Она, не потрудившись ответить на эти пустые слова, отвернулась и стала смотреть на темный телеэкран, висящий под углом на стене.
Тео пролистал ее телефонную книжку. Мать Кэт приехала к завтраку, расстроенная тем, что он не позвонил сразу, следом за ней подтянулась подруга Лэнси. Обе в джинсах и рубашках — вот сейчас засучат рукава и примутся стряпать церковный обед либо амбар строить. Они воздвигли вокруг бледной, молчаливой девушки Тео незримый, но непреодолимый барьер. Помыкавшись еще около часу и доставив снизу кофе и журналы, он сказал Кэтрин, что сходит домой и поспит немного. Кэт ничего не ответила, но ее мать нашла, что это хорошая мысль.
Поспать ему удалось всего три часа, несмотря на усталость. Встав, он сообразил, что не позвонил никому из собственных друзей и родственников — да и кому, собственно? Джонни? Он хорошо представлял себе, что — и даже каким тоном — тот ответит. «Да иди ты, Тео. Обалдеть». Джонни часто не хватает слов в драматические моменты, и остается только сленг, совершенно не соответствующий случаю. Джонни искренне огорчится — он по сути хороший парень, — но какая польза ему звонить? А рассказывать о случившемся другим ребятам из группы вообще нелепо. Стоит позвонить Джонни хотя бы для того, чтобы тот передал им, и Тео не пришлось бы смотреть, как они что-то изображают — если они, конечно, соизволят изобразить.

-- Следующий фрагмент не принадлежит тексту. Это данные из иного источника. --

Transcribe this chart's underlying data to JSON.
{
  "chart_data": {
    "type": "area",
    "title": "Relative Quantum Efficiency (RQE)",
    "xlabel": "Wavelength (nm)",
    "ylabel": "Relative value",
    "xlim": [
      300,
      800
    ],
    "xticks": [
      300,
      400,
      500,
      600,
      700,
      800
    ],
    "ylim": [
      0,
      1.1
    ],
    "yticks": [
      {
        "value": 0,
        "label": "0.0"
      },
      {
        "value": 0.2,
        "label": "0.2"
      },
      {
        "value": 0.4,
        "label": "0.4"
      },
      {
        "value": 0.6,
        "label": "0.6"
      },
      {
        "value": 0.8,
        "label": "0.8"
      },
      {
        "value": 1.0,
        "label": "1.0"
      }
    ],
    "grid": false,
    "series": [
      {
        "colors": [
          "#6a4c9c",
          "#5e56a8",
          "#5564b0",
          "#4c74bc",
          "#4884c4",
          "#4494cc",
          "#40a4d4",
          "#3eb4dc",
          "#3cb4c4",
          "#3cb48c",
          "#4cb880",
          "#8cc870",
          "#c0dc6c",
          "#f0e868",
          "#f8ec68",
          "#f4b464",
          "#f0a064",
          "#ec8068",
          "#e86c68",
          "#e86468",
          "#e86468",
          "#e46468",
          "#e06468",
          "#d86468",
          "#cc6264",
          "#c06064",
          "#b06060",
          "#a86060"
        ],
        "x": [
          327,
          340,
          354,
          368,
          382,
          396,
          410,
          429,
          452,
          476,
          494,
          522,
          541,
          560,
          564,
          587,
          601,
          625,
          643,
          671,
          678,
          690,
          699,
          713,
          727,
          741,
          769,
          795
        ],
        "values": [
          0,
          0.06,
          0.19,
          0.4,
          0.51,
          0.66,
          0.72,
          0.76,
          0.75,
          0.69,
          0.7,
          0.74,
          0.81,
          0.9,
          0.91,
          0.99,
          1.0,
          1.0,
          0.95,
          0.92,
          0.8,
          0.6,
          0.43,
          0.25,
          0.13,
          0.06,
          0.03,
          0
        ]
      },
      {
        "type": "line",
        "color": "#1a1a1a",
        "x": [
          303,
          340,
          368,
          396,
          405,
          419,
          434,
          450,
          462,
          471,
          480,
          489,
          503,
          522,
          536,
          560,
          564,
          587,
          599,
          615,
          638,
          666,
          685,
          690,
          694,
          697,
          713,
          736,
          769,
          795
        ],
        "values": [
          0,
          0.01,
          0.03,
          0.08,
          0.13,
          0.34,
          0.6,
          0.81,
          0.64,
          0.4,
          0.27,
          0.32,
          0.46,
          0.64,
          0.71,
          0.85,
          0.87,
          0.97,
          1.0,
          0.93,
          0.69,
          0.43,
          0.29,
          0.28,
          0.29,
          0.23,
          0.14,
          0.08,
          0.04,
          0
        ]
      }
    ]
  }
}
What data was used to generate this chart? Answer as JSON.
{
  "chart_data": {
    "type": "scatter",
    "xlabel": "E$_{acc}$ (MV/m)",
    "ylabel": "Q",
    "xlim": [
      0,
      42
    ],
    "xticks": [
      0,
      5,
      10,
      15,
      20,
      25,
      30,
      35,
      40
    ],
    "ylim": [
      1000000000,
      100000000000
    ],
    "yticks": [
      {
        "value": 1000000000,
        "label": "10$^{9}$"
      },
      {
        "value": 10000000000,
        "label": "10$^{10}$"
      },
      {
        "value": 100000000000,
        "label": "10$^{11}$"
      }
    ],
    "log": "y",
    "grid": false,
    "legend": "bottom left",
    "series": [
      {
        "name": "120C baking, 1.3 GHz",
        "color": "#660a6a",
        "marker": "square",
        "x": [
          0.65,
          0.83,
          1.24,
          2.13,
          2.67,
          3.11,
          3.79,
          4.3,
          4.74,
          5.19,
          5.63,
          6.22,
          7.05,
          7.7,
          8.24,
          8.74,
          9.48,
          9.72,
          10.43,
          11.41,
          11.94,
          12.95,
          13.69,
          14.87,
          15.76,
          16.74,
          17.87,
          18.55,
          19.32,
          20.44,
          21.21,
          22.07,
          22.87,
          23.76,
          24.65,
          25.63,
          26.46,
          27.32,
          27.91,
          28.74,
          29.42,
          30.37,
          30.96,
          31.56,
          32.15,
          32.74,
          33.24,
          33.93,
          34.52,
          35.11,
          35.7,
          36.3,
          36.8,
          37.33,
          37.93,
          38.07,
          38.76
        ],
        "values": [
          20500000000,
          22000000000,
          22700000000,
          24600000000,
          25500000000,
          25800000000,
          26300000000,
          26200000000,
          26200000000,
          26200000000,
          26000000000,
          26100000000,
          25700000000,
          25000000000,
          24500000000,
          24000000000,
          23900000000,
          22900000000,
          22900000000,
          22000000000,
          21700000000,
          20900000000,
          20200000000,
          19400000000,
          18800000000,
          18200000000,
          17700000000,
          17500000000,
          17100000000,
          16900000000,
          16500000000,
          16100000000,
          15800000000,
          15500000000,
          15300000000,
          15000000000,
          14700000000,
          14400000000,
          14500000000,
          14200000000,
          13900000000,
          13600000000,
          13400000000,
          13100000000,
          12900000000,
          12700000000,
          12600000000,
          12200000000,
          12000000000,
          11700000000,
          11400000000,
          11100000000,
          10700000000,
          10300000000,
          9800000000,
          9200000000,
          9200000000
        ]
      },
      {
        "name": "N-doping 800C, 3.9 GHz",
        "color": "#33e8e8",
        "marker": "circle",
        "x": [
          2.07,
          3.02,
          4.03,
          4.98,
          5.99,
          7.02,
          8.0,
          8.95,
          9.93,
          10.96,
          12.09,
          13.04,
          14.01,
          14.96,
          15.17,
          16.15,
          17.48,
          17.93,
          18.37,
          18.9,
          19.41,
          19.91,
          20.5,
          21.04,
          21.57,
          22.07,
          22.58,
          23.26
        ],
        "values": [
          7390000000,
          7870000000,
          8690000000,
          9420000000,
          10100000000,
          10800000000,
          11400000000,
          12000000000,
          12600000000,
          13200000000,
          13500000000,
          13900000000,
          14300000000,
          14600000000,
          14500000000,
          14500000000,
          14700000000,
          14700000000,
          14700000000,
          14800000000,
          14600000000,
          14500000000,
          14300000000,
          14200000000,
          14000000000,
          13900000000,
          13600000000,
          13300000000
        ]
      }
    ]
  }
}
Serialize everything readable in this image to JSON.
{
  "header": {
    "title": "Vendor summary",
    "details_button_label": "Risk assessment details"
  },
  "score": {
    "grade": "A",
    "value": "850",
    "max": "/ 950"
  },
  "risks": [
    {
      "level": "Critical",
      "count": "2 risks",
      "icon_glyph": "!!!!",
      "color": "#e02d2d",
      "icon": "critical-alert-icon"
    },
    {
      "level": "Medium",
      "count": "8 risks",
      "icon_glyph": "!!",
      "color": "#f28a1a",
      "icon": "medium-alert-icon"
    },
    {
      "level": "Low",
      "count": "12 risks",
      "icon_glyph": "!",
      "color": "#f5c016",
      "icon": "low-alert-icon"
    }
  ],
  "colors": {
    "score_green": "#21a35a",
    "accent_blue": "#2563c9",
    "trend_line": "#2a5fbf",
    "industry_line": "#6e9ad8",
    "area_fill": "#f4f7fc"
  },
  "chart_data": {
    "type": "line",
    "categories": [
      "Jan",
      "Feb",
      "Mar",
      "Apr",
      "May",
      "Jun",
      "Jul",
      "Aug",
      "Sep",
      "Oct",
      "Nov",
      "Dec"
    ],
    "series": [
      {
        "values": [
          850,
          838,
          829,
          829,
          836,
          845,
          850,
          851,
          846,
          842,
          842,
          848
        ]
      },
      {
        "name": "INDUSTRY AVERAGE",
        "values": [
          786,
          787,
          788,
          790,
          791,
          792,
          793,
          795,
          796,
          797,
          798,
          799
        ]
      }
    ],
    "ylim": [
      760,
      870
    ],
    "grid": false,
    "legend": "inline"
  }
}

Кому еще? Разве можно потерять ребенка — это ведь и твой ребенок, все время напоминал он себе, наполовину твой, а не только ее — и никому не сказать об этом? Неужели за свои тридцать лет он не нажил никого, с кем необходимо или просто хочется поговорить в случае несчастья?
Куда они подевались, друзья? Раньше вокруг него постоянно кто-то толокся — девчонки бегали на его выступления, парни хотели быть его менеджерами, а теперь он никого из них даже не помнит. Друзья? Да нет, просто люди, а людям он теперь не очень-то интересен.
В конце концов он позвонил матери, с которой в последний раз общался в начале февраля. Ему казалось не совсем честным молчать около месяца, а потом обрушивать на нее этакую новость, но больше ничего он придумать не мог.
— Привет, мам.
— Здравствуй, Тео. (И все, никаких там «как ты долго» или «как у тебя дела».)
— Знаешь, я... У меня неважные новости, мам. Кэт потеряла ребенка.
Пауза затянулась даже по стандартам Анны Вильмос.
— Как это грустно, Тео. Мне очень жаль.
— У нее был выкидыш. Я пришел домой, а она на полу в ванной. Ужас что такое. Кровь везде. — Он осознал, что рассказывает об этом уже как бы со стороны, как бы не о том, что произошло с ним самим. — Все уже в порядке, но у нее, кажется, депрессия.
— Почему это случилось, Тео? Они должны знать.
«Они». Мать всегда говорит о людях, облеченных хоть какой-нибудь властью, как о некоем всеведущем, всемогущем сообществе.
— Да нет, они не знают. Случилось, и все... спонтанно. Они делают анализы, но пока еще не знают.
— Очень печально, очень. — На этом, похоже, разговор и закончился. Тео пытался вспомнить, чего он хотел, когда звонил, чего ждал — ведь не просто же ради исполнения сыновнего долга он набрал ее номер? Вот, мол, что произошло у меня за последний месяц, мама?